- Born: 23 August 1924 Campsie, New South Wales, Australia
- Died: 14 December 2009 (aged 85) Sydney, Australia
- Occupation: Horse trainer

= Jack Denham =

Australian horse trainer

Jack Denham (24 August 1924 - 14 December 2009) was a leading Australian horse trainer and businessman.

A member of a Sydney training dynasty, Denham first rode as a jockey for his brother, and then took out his own training licence in 1948.

Denham's training career took off when he became a trainer for Stan Fox at Nebo Lodge, a position he held for 10 years, training over 1,000 winners. For six successive years, from 1971 to 1976, he was runner-up in the Sydney trainers’ premiership table.
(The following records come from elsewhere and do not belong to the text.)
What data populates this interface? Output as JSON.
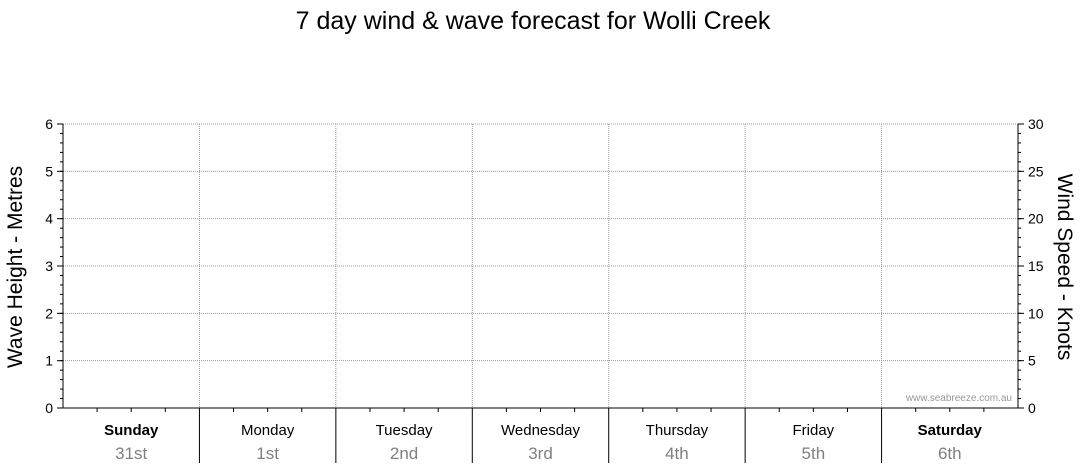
{
  "chart_data": {
    "type": "line",
    "title": "7 day wind & wave forecast for Wolli Creek",
    "ylabel_left": "Wave Height - Metres",
    "ylabel_right": "Wind Speed - Knots",
    "ylim_left": [
      0,
      6
    ],
    "ylim_right": [
      0,
      30
    ],
    "yticks_left": [
      "0",
      "1",
      "2",
      "3",
      "4",
      "5",
      "6"
    ],
    "yticks_right": [
      "0",
      "5",
      "10",
      "15",
      "20",
      "25",
      "30"
    ],
    "grid": true,
    "categories": [
      {
        "day": "Sunday",
        "date": "31st",
        "bold": true
      },
      {
        "day": "Monday",
        "date": "1st",
        "bold": false
      },
      {
        "day": "Tuesday",
        "date": "2nd",
        "bold": false
      },
      {
        "day": "Wednesday",
        "date": "3rd",
        "bold": false
      },
      {
        "day": "Thursday",
        "date": "4th",
        "bold": false
      },
      {
        "day": "Friday",
        "date": "5th",
        "bold": false
      },
      {
        "day": "Saturday",
        "date": "6th",
        "bold": true
      }
    ],
    "series": [],
    "watermark": "www.seabreeze.com.au"
  }
}
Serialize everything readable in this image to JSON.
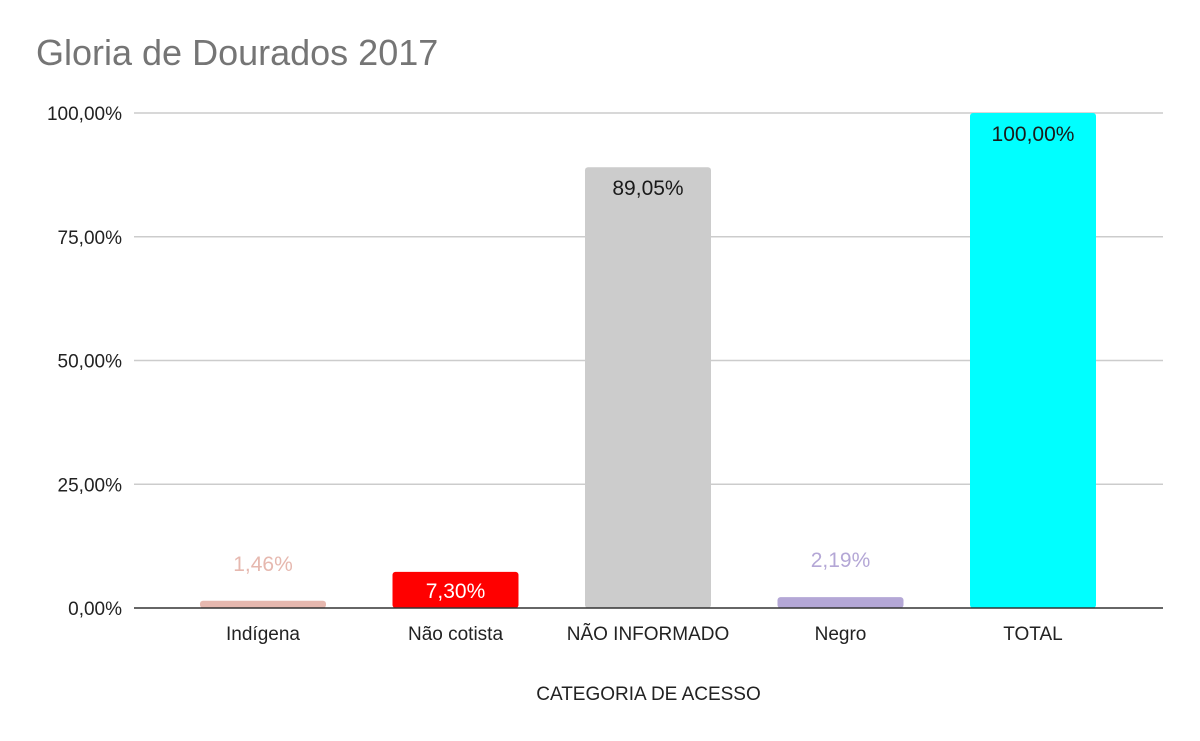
{
  "chart_data": {
    "type": "bar",
    "title": "Gloria de Dourados 2017",
    "xlabel": "CATEGORIA DE ACESSO",
    "ylabel": "",
    "categories": [
      "Indígena",
      "Não cotista",
      "NÃO INFORMADO",
      "Negro",
      "TOTAL"
    ],
    "values": [
      1.46,
      7.3,
      89.05,
      2.19,
      100.0
    ],
    "value_labels": [
      "1,46%",
      "7,30%",
      "89,05%",
      "2,19%",
      "100,00%"
    ],
    "bar_colors": [
      "#e6b8af",
      "#ff0000",
      "#cccccc",
      "#b4a7d6",
      "#00ffff"
    ],
    "ylim": [
      0,
      100
    ],
    "yticks": [
      0,
      25,
      50,
      75,
      100
    ],
    "ytick_labels": [
      "0,00%",
      "25,00%",
      "50,00%",
      "75,00%",
      "100,00%"
    ],
    "grid": true,
    "legend": "none"
  }
}
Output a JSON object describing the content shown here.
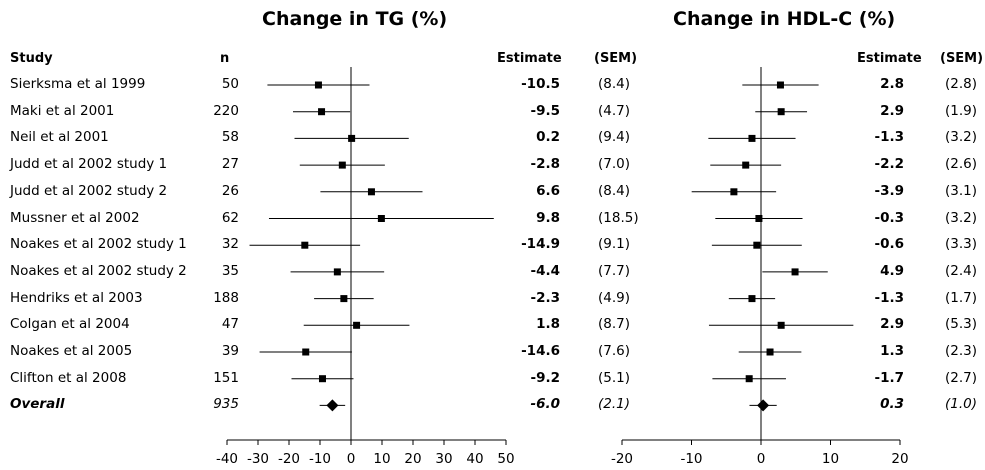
{
  "headers": {
    "study": "Study",
    "n": "n",
    "estimate": "Estimate",
    "sem": "(SEM)"
  },
  "overall_label": "Overall",
  "chart_data": [
    {
      "type": "forest",
      "title": "Change in TG (%)",
      "xlim": [
        -40,
        50
      ],
      "ticks": [
        -40,
        -30,
        -20,
        -10,
        0,
        10,
        20,
        30,
        40,
        50
      ],
      "studies": [
        "Sierksma et al 1999",
        "Maki et al 2001",
        "Neil et al 2001",
        "Judd et al 2002 study 1",
        "Judd et al 2002 study 2",
        "Mussner et al 2002",
        "Noakes et al 2002 study 1",
        "Noakes et al 2002 study 2",
        "Hendriks et al 2003",
        "Colgan et al 2004",
        "Noakes et al 2005",
        "Clifton et al 2008",
        "Overall"
      ],
      "n": [
        "50",
        "220",
        "58",
        "27",
        "26",
        "62",
        "32",
        "35",
        "188",
        "47",
        "39",
        "151",
        "935"
      ],
      "estimate_labels": [
        "-10.5",
        "-9.5",
        "0.2",
        "-2.8",
        "6.6",
        "9.8",
        "-14.9",
        "-4.4",
        "-2.3",
        "1.8",
        "-14.6",
        "-9.2",
        "-6.0"
      ],
      "sem_labels": [
        "(8.4)",
        "(4.7)",
        "(9.4)",
        "(7.0)",
        "(8.4)",
        "(18.5)",
        "(9.1)",
        "(7.7)",
        "(4.9)",
        "(8.7)",
        "(7.6)",
        "(5.1)",
        "(2.1)"
      ],
      "estimates": [
        -10.5,
        -9.5,
        0.2,
        -2.8,
        6.6,
        9.8,
        -14.9,
        -4.4,
        -2.3,
        1.8,
        -14.6,
        -9.2,
        -6.0
      ],
      "sem": [
        8.4,
        4.7,
        9.4,
        7.0,
        8.4,
        18.5,
        9.1,
        7.7,
        4.9,
        8.7,
        7.6,
        5.1,
        2.1
      ]
    },
    {
      "type": "forest",
      "title": "Change in HDL-C (%)",
      "xlim": [
        -20,
        20
      ],
      "ticks": [
        -20,
        -10,
        0,
        10,
        20
      ],
      "studies": [
        "Sierksma et al 1999",
        "Maki et al 2001",
        "Neil et al 2001",
        "Judd et al 2002 study 1",
        "Judd et al 2002 study 2",
        "Mussner et al 2002",
        "Noakes et al 2002 study 1",
        "Noakes et al 2002 study 2",
        "Hendriks et al 2003",
        "Colgan et al 2004",
        "Noakes et al 2005",
        "Clifton et al 2008",
        "Overall"
      ],
      "estimate_labels": [
        "2.8",
        "2.9",
        "-1.3",
        "-2.2",
        "-3.9",
        "-0.3",
        "-0.6",
        "4.9",
        "-1.3",
        "2.9",
        "1.3",
        "-1.7",
        "0.3"
      ],
      "sem_labels": [
        "(2.8)",
        "(1.9)",
        "(3.2)",
        "(2.6)",
        "(3.1)",
        "(3.2)",
        "(3.3)",
        "(2.4)",
        "(1.7)",
        "(5.3)",
        "(2.3)",
        "(2.7)",
        "(1.0)"
      ],
      "estimates": [
        2.8,
        2.9,
        -1.3,
        -2.2,
        -3.9,
        -0.3,
        -0.6,
        4.9,
        -1.3,
        2.9,
        1.3,
        -1.7,
        0.3
      ],
      "sem": [
        2.8,
        1.9,
        3.2,
        2.6,
        3.1,
        3.2,
        3.3,
        2.4,
        1.7,
        5.3,
        2.3,
        2.7,
        1.0
      ]
    }
  ]
}
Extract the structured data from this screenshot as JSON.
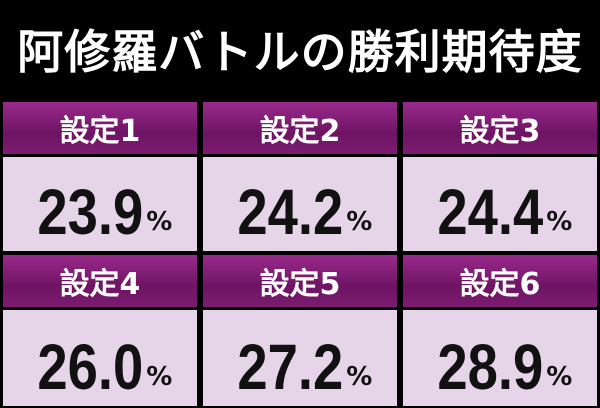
{
  "title": "阿修羅バトルの勝利期待度",
  "cells": [
    {
      "label": "設定1",
      "value": "23.9",
      "unit": "%"
    },
    {
      "label": "設定2",
      "value": "24.2",
      "unit": "%"
    },
    {
      "label": "設定3",
      "value": "24.4",
      "unit": "%"
    },
    {
      "label": "設定4",
      "value": "26.0",
      "unit": "%"
    },
    {
      "label": "設定5",
      "value": "27.2",
      "unit": "%"
    },
    {
      "label": "設定6",
      "value": "28.9",
      "unit": "%"
    }
  ]
}
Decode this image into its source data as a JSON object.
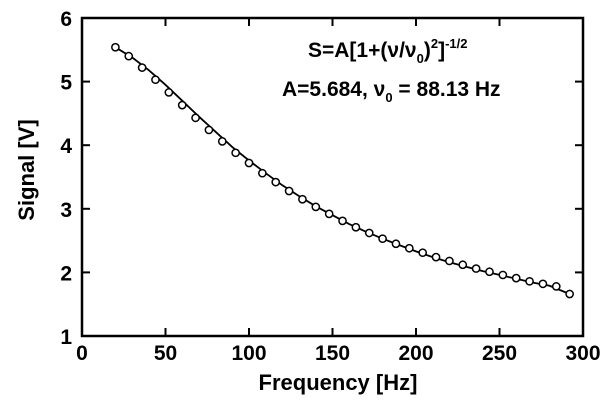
{
  "chart_data": {
    "type": "scatter",
    "xlabel": "Frequency [Hz]",
    "ylabel": "Signal [V]",
    "xlim": [
      0,
      300
    ],
    "ylim": [
      1,
      6
    ],
    "xticks": [
      0,
      50,
      100,
      150,
      200,
      250,
      300
    ],
    "yticks": [
      1,
      2,
      3,
      4,
      5,
      6
    ],
    "grid": false,
    "annotation": {
      "formula": {
        "prefix": "S=A[1+(",
        "nu": "ν",
        "slash": "/",
        "nu2": "ν",
        "sub0": "0",
        "close": ")",
        "sup2": "2",
        "bracket": "]",
        "sup_exp": "-1/2"
      },
      "params": {
        "a_text": "A=5.684, ",
        "nu": "ν",
        "sub0": "0",
        "value_text": " = 88.13 Hz"
      }
    },
    "fit": {
      "A": 5.684,
      "nu0": 88.13
    },
    "series": [
      {
        "style": "markers",
        "x": [
          20,
          28,
          36,
          44,
          52,
          60,
          68,
          76,
          84,
          92,
          100,
          108,
          116,
          124,
          132,
          140,
          148,
          156,
          164,
          172,
          180,
          188,
          196,
          204,
          212,
          220,
          228,
          236,
          244,
          252,
          260,
          268,
          276,
          284,
          292
        ],
        "y": [
          5.54,
          5.4,
          5.22,
          5.03,
          4.83,
          4.63,
          4.43,
          4.24,
          4.06,
          3.88,
          3.72,
          3.56,
          3.42,
          3.28,
          3.15,
          3.03,
          2.92,
          2.81,
          2.71,
          2.62,
          2.53,
          2.45,
          2.38,
          2.31,
          2.24,
          2.18,
          2.12,
          2.06,
          2.01,
          1.96,
          1.91,
          1.86,
          1.82,
          1.78,
          1.66
        ]
      },
      {
        "style": "line",
        "x": [
          20,
          30,
          40,
          50,
          60,
          70,
          80,
          90,
          100,
          110,
          120,
          130,
          140,
          150,
          160,
          170,
          180,
          190,
          200,
          210,
          220,
          230,
          240,
          250,
          260,
          270,
          280,
          292
        ],
        "y": [
          5.54,
          5.38,
          5.18,
          4.95,
          4.7,
          4.45,
          4.21,
          3.97,
          3.76,
          3.56,
          3.37,
          3.2,
          3.04,
          2.9,
          2.76,
          2.64,
          2.53,
          2.43,
          2.33,
          2.24,
          2.16,
          2.09,
          2.02,
          1.96,
          1.9,
          1.84,
          1.79,
          1.66
        ]
      }
    ]
  }
}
He was to win the premiership later in 1990-91 and 1992-93.

From 1980 onwards Denham was closely associated with owners Geoff and Beryl White, for whom he won a Golden Slipper with Marscay, an Epsom Handicap, Yalumba Stakes and other group races with Filante, and an Australian Guineas and AJC Oaks with Triscay. His greatest triumphs came in 1997 and 1998 when the Denham trained Might and Power took out the Melbourne Cup, Caulfield Cup and Cox Plate.

On 14 December 2009, Jack Denham died at the age of 85 after a long illness.